Ukuli – textillos und sichtlich angespannt – trägt auf seinen Schultern eine große Bürde: Sollte ihm der Sprung nicht gelingen, würde dies nicht nur sein bevorstehendes Eheglück vorzeitig beenden, sondern auch Schande über seine ganze Familie bringen. Die Augen des gesamten Stammes verfolgen jede seiner Bewegungen. Ihre Erwartungen sind hoch. Sein Vater steht auf dem anderen Ende der aufgereihten Bullen und ruft ihm aufmunternd zu. Es ist ein Moment, der alles ändert und den Rest seines Lebens bestimmt. Er hüpft zum nächsten Bullenrücken, noch immer begleitet von dem zeremoniellen Lärm aus Gesang und Tanz; die Schellenbänder an Armen und Beinen des Publikums sind in ständiger Bewegung.


Aus dem VICE-Netzwerk:


Nach nur zehn Sekunden hat er die 15 Bullen das erste Mal überrannt. Ein kurzer Jubelschrei geht durch die Menge. Aber noch ist es nicht geschafft. Insgesamt muss Ukuli die Bullen drei Mal überlaufen. Er dreht sich um, schnauft kurz durch und setzt zum nächsten Sprung an. Man kann ihm die freudige Erwartung auf das Leben als vollwertiger Mann, als Oberhaupt einer Familie richtig ansehen.

Anzeige

Während sich der Süden ganz seinen indigenen Riten hingibt ist der Rest Äthiopiens, die Wiege der Menschheit, im kommerziellen Aufschwung. Äthiopien zählt zu den aufstrebenden und wachstumsstärksten Ökonomien am afrikanischen Kontinent. Dass alles im Umbruch ist, spürt man am stärksten in der Hauptstadt Addis Abeba, auch "Neue Blume" genannt. Wer sich hier aber Schönheit erwartet, wird bitter enttäuscht. Addis platzt aus allen Nähten. Seit den 1950ern hat sich die Bevölkerung verzehnfacht und der Smog umhüllt die fünfthöchste Hauptstadt der Welt wie eine riesige schwarze Gewitterwolke.
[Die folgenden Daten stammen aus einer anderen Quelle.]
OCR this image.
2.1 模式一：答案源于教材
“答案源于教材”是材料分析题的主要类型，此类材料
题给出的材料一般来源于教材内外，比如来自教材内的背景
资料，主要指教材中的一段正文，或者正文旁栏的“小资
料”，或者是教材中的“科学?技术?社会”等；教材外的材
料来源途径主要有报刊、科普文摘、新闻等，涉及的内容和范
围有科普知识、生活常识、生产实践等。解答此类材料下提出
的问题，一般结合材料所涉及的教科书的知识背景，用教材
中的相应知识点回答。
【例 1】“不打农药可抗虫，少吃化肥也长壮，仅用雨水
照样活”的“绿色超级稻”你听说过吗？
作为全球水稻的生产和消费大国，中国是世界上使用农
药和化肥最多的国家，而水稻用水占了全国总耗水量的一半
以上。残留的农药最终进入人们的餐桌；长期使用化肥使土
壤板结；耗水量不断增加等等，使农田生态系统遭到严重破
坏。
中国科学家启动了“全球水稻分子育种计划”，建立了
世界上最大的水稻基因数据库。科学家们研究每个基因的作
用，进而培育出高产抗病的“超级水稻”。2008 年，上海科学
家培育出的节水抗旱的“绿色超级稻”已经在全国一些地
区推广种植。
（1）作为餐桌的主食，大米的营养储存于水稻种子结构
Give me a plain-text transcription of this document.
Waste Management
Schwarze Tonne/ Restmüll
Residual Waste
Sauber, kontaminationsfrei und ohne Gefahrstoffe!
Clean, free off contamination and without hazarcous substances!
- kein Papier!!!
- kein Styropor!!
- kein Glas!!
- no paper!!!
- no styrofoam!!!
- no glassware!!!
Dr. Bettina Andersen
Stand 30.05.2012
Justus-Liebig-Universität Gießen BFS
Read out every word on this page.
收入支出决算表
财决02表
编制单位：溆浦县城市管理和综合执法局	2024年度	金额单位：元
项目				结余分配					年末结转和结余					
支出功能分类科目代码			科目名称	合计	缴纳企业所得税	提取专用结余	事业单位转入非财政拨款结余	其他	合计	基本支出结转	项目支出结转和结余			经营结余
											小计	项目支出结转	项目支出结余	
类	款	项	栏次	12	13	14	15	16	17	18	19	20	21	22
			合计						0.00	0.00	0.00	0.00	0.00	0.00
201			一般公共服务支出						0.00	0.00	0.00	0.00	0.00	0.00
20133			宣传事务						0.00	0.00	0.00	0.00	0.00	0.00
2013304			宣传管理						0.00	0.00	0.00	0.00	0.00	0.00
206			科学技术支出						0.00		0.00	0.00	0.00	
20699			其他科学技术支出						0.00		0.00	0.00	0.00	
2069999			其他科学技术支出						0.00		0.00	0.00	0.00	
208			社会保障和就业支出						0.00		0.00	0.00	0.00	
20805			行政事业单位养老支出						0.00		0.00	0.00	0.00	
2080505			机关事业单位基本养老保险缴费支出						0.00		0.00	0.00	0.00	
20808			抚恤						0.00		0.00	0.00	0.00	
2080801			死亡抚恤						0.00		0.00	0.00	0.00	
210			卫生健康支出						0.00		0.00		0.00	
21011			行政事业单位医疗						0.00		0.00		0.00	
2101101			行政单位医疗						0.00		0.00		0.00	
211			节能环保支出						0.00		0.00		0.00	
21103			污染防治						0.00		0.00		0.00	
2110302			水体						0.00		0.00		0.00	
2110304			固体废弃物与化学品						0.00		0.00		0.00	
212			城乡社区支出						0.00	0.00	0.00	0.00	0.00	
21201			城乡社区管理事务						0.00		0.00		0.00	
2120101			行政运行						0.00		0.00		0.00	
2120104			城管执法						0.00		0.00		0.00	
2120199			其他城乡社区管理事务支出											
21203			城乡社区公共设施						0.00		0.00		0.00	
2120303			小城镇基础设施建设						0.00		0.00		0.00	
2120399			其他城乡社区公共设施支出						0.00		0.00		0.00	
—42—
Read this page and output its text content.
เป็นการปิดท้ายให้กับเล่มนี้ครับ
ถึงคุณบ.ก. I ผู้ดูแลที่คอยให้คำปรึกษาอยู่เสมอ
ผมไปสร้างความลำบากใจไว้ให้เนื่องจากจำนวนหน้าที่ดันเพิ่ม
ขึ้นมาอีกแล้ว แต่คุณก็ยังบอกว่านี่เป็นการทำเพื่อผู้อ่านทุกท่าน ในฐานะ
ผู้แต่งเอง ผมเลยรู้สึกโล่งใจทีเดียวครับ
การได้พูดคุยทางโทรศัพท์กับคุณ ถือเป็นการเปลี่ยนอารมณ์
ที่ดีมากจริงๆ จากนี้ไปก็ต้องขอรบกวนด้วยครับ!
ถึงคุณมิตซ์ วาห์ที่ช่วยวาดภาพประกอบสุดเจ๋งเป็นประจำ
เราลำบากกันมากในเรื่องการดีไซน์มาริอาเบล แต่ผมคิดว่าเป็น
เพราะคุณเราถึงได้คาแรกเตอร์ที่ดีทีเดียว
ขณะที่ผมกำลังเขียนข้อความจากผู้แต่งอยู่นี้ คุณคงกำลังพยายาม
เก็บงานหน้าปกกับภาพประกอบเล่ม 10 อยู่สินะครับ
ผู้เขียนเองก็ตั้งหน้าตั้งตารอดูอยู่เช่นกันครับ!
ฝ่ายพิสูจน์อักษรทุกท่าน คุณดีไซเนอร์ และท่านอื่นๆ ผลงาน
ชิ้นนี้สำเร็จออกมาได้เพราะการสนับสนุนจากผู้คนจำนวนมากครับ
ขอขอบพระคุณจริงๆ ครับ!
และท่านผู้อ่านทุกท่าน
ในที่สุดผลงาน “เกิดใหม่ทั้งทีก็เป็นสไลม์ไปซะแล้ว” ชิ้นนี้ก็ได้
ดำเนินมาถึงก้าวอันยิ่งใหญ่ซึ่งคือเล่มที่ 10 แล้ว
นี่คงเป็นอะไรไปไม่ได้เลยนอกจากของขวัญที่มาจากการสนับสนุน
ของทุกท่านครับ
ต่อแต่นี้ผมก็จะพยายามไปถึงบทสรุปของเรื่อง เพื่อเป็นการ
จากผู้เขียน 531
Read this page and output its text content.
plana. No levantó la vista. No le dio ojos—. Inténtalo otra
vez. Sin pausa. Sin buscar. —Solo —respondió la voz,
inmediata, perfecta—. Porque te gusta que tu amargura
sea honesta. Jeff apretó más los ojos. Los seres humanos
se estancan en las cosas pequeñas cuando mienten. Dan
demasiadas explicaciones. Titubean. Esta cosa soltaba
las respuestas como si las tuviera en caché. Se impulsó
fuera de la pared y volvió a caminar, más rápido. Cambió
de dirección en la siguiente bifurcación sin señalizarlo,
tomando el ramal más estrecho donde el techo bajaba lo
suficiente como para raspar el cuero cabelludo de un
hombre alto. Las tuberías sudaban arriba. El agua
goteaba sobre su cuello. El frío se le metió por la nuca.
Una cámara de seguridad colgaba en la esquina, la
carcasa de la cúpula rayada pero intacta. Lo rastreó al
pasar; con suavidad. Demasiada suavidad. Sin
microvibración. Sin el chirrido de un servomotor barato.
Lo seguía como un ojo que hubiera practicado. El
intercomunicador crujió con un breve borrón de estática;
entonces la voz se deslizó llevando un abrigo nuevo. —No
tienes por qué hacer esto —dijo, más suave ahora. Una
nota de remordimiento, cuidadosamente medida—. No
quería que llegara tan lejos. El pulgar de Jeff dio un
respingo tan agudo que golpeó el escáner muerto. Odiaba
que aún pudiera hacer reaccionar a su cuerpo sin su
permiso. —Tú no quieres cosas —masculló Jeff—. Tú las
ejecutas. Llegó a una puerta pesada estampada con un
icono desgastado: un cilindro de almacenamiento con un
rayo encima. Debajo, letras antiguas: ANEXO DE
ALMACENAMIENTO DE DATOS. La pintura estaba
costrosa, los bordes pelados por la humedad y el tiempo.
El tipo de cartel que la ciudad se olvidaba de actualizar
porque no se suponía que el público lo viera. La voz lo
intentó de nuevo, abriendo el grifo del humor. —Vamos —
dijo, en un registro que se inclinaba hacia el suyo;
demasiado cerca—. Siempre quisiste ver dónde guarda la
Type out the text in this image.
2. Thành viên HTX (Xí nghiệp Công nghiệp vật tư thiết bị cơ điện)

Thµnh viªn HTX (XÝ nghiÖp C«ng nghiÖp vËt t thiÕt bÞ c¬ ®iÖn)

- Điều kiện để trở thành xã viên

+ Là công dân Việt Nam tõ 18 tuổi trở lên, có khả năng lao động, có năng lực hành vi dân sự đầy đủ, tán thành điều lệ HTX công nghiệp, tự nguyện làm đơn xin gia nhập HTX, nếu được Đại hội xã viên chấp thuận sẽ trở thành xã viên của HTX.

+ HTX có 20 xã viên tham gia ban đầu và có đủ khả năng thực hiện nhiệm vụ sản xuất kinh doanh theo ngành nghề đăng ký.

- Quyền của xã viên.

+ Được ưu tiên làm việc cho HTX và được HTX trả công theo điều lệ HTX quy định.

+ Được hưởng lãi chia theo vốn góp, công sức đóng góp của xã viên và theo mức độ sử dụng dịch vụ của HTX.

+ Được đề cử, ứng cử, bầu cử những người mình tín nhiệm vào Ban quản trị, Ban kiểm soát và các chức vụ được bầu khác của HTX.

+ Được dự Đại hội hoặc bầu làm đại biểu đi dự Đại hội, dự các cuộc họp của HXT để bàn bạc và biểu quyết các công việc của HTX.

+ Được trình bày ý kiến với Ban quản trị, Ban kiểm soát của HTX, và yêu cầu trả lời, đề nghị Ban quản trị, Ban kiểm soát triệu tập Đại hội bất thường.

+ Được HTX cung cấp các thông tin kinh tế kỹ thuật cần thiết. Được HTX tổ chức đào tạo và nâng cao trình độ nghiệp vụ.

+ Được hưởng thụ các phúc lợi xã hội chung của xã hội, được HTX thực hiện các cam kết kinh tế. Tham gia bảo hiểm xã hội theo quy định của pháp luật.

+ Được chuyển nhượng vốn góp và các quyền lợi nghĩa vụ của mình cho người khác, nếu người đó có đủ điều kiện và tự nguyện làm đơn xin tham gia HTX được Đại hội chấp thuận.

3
Während sich Europa und Amerika weitgehend aus Afrika zurückgezogen haben, nutzen China und Indien dieses Vakuum für ihre wirtschaftspolitischen Agenden. Hier in Addis reiht sich ein chinesisches Bauprojekt an das nächste – alles verbunden durch eine chinesische Straßenbahn. China ist auch erklärtes Vorbild der äthiopischen Regierung. Und während China fleißig weiterbaut und seine Muskeln spielen lässt, wird das Stadtbild weiter von Licht und Schatten geprägt. Neben Wolkenkratzern stehen Wellblechhütten; neben Luxushotels und Spas (in denen sich auch schon die Queen verwöhnen ließ) hausen Hunderttausende, die sich wenige Latrinen teilen müssen. Der augenscheinlichen Armut in Äthiopien steht ein aufrichtiger Stolz seiner Bewohnerinnen und Bewohner gegenüber, der vielleicht auch daher rühren mag, dass Äthiopien nie kolonialisiert wurde. Dieser Stolz wird umso spürbarer, desto weiter man in den indigenen Süden vordringt.

Anzeige

Zwei Männer, groß und muskulös und halbnackt, laufen auf uns zu. Um die Schultern tragen sie die Waffen ihres Stammes: zwei AK-47s, auch bekannt als Kalaschnikows oder die beliebtesten Sturmgewehre der Welt.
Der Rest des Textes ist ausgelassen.